More than halving net immigration to the US is another major problem for Social Security. Legal immigrants tend to be younger and therefore spend decades in the workforce, generating much-needed payroll tax revenue for the program. But over the past quarter century, net legal immigration has declined by 57%.
To dispel another myth: undocumented workers contribute positively to social security through payroll taxes, but are not eligible for a cent back in traditional benefits.
Income inequality is another major problem for social security. In 2023, all earned income (wages and salaries, but not investment income) between $0.01 and $160,200 will be subject to the 12.4% payroll tax responsible for funding Social Security. About 94% of working Americans will not make $160,200 in income this year, meaning they will pay taxes to Social Security on every dollar they earn.

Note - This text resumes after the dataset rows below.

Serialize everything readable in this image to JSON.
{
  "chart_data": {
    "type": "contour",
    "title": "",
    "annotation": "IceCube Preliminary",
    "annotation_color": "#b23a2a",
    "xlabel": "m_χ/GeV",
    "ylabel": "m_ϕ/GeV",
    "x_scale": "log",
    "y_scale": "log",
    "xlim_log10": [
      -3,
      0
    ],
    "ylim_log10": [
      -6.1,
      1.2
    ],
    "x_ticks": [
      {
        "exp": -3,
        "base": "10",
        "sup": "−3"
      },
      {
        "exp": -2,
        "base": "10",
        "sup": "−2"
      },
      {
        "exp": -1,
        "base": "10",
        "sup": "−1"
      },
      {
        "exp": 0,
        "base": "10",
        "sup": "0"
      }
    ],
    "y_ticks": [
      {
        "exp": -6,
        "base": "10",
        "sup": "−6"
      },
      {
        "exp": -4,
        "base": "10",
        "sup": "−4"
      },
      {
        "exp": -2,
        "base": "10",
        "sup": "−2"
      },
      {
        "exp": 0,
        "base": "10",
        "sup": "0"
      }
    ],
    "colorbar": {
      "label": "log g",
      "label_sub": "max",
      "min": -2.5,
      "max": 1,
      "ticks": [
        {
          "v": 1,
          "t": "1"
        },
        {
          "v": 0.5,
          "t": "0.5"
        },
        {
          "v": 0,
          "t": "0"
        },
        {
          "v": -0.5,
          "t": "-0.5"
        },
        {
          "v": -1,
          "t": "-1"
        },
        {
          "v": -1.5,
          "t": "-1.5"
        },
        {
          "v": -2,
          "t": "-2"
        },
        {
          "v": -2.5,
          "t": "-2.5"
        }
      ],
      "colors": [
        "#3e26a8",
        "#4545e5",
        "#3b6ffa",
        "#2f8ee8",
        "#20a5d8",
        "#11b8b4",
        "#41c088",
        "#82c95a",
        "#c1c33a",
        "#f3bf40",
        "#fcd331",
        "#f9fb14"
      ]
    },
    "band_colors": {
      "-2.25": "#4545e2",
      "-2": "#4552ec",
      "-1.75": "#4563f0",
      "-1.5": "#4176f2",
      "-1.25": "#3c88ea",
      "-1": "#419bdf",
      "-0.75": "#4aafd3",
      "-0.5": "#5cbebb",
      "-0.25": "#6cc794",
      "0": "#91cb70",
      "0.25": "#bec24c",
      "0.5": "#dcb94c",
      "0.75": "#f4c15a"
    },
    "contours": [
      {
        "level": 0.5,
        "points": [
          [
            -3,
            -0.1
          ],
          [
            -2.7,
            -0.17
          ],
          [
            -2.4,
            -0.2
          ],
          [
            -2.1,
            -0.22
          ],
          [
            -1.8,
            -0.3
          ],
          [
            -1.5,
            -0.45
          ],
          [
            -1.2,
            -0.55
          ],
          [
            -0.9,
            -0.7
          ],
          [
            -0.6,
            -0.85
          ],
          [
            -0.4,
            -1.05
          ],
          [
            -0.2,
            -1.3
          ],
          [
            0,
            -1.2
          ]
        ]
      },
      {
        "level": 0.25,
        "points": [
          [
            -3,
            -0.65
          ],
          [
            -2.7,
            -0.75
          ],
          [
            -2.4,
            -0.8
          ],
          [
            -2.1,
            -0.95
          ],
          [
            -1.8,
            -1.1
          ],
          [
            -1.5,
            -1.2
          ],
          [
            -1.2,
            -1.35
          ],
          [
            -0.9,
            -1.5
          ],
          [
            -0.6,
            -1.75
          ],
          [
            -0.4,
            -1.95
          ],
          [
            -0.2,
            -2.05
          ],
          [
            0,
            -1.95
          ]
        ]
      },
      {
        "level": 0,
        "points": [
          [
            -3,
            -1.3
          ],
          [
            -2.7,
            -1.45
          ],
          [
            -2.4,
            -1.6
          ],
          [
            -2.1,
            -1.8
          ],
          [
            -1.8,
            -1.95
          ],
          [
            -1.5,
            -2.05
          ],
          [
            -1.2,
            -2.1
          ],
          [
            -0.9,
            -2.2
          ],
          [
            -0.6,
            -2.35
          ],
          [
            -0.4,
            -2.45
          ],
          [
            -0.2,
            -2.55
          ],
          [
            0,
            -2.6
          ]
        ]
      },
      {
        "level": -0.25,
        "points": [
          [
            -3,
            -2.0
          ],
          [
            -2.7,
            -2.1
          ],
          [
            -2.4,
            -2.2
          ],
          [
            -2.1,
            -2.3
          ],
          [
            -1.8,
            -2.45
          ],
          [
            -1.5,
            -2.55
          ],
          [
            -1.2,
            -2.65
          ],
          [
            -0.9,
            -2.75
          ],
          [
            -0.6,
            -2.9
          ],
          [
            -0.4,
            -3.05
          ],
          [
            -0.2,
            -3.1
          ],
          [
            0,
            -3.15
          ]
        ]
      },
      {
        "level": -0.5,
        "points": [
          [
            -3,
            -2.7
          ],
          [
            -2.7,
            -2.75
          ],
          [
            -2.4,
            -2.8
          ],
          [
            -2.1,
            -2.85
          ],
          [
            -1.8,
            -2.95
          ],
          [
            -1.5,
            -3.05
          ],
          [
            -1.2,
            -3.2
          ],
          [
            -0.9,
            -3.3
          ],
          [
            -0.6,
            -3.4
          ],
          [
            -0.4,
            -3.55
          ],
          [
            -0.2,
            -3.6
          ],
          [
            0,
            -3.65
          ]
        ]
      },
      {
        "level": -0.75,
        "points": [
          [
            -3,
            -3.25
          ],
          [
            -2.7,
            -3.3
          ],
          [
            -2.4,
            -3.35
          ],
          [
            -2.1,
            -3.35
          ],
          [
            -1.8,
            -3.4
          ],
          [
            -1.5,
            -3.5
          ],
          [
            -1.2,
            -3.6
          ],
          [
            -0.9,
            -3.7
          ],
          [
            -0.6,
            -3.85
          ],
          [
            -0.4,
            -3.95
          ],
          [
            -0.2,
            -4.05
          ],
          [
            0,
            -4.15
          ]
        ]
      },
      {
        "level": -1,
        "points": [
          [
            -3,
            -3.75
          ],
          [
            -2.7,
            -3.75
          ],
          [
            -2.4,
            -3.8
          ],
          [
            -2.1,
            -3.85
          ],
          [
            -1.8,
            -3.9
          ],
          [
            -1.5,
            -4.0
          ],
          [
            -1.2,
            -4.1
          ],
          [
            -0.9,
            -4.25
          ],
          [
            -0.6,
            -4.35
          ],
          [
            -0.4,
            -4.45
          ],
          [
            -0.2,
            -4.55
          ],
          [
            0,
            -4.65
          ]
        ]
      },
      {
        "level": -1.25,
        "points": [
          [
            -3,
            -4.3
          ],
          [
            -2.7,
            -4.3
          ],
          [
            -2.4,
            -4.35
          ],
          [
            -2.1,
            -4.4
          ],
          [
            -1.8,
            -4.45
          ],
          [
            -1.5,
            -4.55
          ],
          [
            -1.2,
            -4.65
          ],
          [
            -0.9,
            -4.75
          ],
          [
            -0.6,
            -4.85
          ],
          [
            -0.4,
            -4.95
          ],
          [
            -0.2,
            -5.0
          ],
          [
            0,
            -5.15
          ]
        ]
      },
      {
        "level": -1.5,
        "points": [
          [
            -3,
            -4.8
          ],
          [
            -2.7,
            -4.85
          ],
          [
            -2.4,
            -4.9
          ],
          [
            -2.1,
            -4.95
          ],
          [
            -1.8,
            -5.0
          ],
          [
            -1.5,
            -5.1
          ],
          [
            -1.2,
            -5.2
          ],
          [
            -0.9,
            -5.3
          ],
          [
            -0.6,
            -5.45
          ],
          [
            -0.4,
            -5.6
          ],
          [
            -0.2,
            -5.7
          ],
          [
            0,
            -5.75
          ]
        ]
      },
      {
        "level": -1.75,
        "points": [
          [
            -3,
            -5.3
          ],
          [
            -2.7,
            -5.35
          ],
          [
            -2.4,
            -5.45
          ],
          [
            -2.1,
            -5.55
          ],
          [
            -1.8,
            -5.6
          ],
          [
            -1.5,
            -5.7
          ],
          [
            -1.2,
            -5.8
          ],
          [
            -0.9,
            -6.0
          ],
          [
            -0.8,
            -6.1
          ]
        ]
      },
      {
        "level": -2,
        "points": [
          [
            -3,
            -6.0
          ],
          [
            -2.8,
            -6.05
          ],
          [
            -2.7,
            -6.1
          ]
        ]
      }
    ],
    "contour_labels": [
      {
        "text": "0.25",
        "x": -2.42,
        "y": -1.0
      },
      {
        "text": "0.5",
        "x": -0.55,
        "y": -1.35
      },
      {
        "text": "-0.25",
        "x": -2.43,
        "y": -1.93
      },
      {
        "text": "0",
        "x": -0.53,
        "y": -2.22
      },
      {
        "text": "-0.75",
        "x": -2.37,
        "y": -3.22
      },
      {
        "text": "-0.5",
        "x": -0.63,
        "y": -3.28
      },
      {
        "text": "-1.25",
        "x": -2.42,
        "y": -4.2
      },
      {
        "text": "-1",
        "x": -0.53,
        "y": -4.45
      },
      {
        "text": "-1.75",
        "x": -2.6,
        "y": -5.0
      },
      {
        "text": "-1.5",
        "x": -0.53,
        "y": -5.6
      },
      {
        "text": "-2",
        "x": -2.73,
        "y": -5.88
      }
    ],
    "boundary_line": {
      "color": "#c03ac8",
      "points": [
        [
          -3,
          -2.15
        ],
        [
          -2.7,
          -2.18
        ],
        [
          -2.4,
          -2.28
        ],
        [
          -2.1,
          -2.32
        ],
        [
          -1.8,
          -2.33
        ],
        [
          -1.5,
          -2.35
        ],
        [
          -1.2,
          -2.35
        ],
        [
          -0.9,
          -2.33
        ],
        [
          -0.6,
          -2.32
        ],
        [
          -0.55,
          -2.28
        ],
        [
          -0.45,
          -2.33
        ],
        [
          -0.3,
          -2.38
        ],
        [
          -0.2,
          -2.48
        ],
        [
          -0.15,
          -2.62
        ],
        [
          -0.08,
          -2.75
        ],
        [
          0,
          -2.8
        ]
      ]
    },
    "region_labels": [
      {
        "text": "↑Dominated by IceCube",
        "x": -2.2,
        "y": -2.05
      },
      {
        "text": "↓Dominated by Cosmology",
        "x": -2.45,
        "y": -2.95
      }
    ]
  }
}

By comparison, earned income above $160,200 is exempt from payroll taxes. In 1984, 91% of all professional income was subject to payroll tax. But as of 2021, only 81% of earned income was affected by the 12.4% payroll tax. In other words, as time passes, more and more income ‘escapes’ from payroll taxes.
Congress’ inaction can also be added to this list. The longer lawmakers wait to act, the greater the shortfall in Social Security’s funding obligations will become, and the more painful the eventual solution will be for working Americans and retirees.
There is no doubt that Social Security has problems. The myth that Congress has a hand in the Social Security cookie jar is simply not one of them.